Fig. 2(a) Comparisons of BUSCO scores obtained on a set of fungal genomes using the two available workflows for eukaryotic species. The percentage on the y axis corresponds to the complete BUSCOs for the BUSCO_MetaEuk (orange) and BUSCO_Augustus (white) workflows. Assessments on gene sets are also displayed for comparison (green). Genomes were assessed using the most specific available data sets, which are displayed at the top of each subpanel. The newly introduced BUSCO_MetaEuk workflow allows faster assessments, see supplementary figure 3a, Supplementary Material online, for the differences in runtimes. (b and c) Effect of using different MetaEuk sensitivity values on BUSCO_Metaeuk runtimes and completeness estimation for 112 arthropod genomes evaluated with their most specific BUSCO data set. The default values are set at s = 4.5 and s = 6 for the first and the second MetaEuk runs, respectively. For the analyses, the same sensitivity value displayed on the y axis was used for both MetaEuk runs. The axis corresponding to runtimes (in seconds) is log-transformed.
Fig. 3BUSCO assessment on microbial data and comparison with CheckM. (a) Accuracy in the choice of data set produced by the auto-lineage mode when analyzing bacterial and archaeal assemblies (n = 436). For a given assembly, there can be between one and four suitable data sets (from the more general, root data set, down to the more specific one) to choose from (x axis). The selected data set is considered as “correct” when it is the most lineage-specific available for the genome; “suboptimal” when a parent lineage is selected; and “in disagreement with the NCBI” when the selected lineage is not part of the NCBI taxonomic annotation of that genome. This might indicate an error; however, 12 out of 19 genomes in this category are annotated by NCBI as “unclassified,” while sharing a parent lineage with the BUSCO selected data set; e.g. assembly GCF_000153385.1 is an unclassified Flavobacteria and was assigned to flavobacteriales_odb10 data set (also see supplementary table 7, Supplementary Material online). When supported by a high BUSCO score, this suggests that the data set selected by BUSCO was appropriate. (b and c) Comparison of BUSCO and CheckM completeness (blue) and redundancy (red) scores on a set of 436 genomes. For clarity, the two scatterplots are zoomed in on the areas of highest densities. n represents the number of data points displayed in the zoomed area. (d) Memory requirements for running BUSCO with the auto-lineage workflow on a set of bacterial and fungal genomes.

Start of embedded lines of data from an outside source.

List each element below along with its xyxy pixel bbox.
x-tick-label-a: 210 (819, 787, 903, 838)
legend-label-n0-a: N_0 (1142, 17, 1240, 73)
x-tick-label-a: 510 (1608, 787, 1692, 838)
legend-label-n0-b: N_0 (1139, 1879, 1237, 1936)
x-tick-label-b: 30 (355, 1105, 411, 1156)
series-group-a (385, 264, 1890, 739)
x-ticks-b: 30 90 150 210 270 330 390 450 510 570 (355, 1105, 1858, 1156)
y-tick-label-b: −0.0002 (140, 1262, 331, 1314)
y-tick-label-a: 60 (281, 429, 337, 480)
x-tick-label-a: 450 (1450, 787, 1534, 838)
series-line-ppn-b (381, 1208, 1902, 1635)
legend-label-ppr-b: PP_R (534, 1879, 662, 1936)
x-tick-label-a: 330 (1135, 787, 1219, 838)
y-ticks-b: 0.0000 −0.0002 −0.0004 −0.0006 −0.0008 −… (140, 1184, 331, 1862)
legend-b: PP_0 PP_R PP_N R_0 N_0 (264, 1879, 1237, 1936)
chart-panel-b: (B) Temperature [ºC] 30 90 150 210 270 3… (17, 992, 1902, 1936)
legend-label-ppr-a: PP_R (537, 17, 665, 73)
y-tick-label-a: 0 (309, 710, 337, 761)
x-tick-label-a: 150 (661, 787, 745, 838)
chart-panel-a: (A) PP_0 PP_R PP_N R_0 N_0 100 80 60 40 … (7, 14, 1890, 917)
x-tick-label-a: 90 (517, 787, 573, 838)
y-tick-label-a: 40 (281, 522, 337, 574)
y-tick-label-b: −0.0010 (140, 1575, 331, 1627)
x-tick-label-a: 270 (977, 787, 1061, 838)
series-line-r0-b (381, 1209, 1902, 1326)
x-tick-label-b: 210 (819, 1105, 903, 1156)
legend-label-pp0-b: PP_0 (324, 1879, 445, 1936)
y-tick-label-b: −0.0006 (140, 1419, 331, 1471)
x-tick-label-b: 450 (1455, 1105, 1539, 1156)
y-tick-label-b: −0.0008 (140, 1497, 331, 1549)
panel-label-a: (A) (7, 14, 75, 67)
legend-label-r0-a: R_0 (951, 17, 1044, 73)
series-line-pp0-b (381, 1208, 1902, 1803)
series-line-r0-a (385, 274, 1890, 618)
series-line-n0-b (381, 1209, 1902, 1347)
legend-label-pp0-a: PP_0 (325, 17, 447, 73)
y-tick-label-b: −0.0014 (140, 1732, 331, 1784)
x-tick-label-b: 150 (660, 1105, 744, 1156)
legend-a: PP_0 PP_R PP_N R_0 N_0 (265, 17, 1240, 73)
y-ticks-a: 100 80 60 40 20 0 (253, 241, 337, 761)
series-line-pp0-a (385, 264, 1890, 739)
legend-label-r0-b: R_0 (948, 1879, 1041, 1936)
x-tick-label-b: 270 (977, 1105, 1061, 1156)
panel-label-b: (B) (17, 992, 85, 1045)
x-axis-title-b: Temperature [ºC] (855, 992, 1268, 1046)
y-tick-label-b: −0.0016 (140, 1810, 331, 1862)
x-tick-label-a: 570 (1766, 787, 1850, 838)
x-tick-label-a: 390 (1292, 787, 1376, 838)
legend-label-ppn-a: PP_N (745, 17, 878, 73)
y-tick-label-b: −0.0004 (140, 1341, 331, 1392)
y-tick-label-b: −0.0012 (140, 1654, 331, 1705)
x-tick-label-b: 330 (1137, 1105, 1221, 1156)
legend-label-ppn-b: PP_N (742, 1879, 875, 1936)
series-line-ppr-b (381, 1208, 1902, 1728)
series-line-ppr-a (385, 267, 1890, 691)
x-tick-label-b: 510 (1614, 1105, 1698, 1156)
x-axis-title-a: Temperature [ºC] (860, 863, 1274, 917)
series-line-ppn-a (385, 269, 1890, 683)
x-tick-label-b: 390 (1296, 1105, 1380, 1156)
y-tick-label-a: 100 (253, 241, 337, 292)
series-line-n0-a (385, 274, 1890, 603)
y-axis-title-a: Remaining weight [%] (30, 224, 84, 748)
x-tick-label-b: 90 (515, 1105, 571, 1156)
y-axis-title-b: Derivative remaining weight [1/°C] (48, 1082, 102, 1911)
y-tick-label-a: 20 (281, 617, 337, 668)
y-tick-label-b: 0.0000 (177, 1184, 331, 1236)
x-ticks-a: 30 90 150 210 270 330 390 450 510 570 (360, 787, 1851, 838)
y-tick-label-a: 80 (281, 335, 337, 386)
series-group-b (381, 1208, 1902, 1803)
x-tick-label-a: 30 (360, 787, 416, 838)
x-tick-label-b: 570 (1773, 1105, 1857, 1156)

Fig. 4Benchmarking BUSCO estimates on artificially depleted genomes and gene sets of Drosophila melanogaster assessed with the diptera_odb10 data set. (a) Artificial depletion was made on the full gene set. (b) Artificial depletion exclusively made on genes matching BUSCO markers. For both panels, solid red lines indicate the expected missing values. Five randomly depleted versions were used for each level of depletion. (c) Precisions of the predictions for the analyses of panel (b).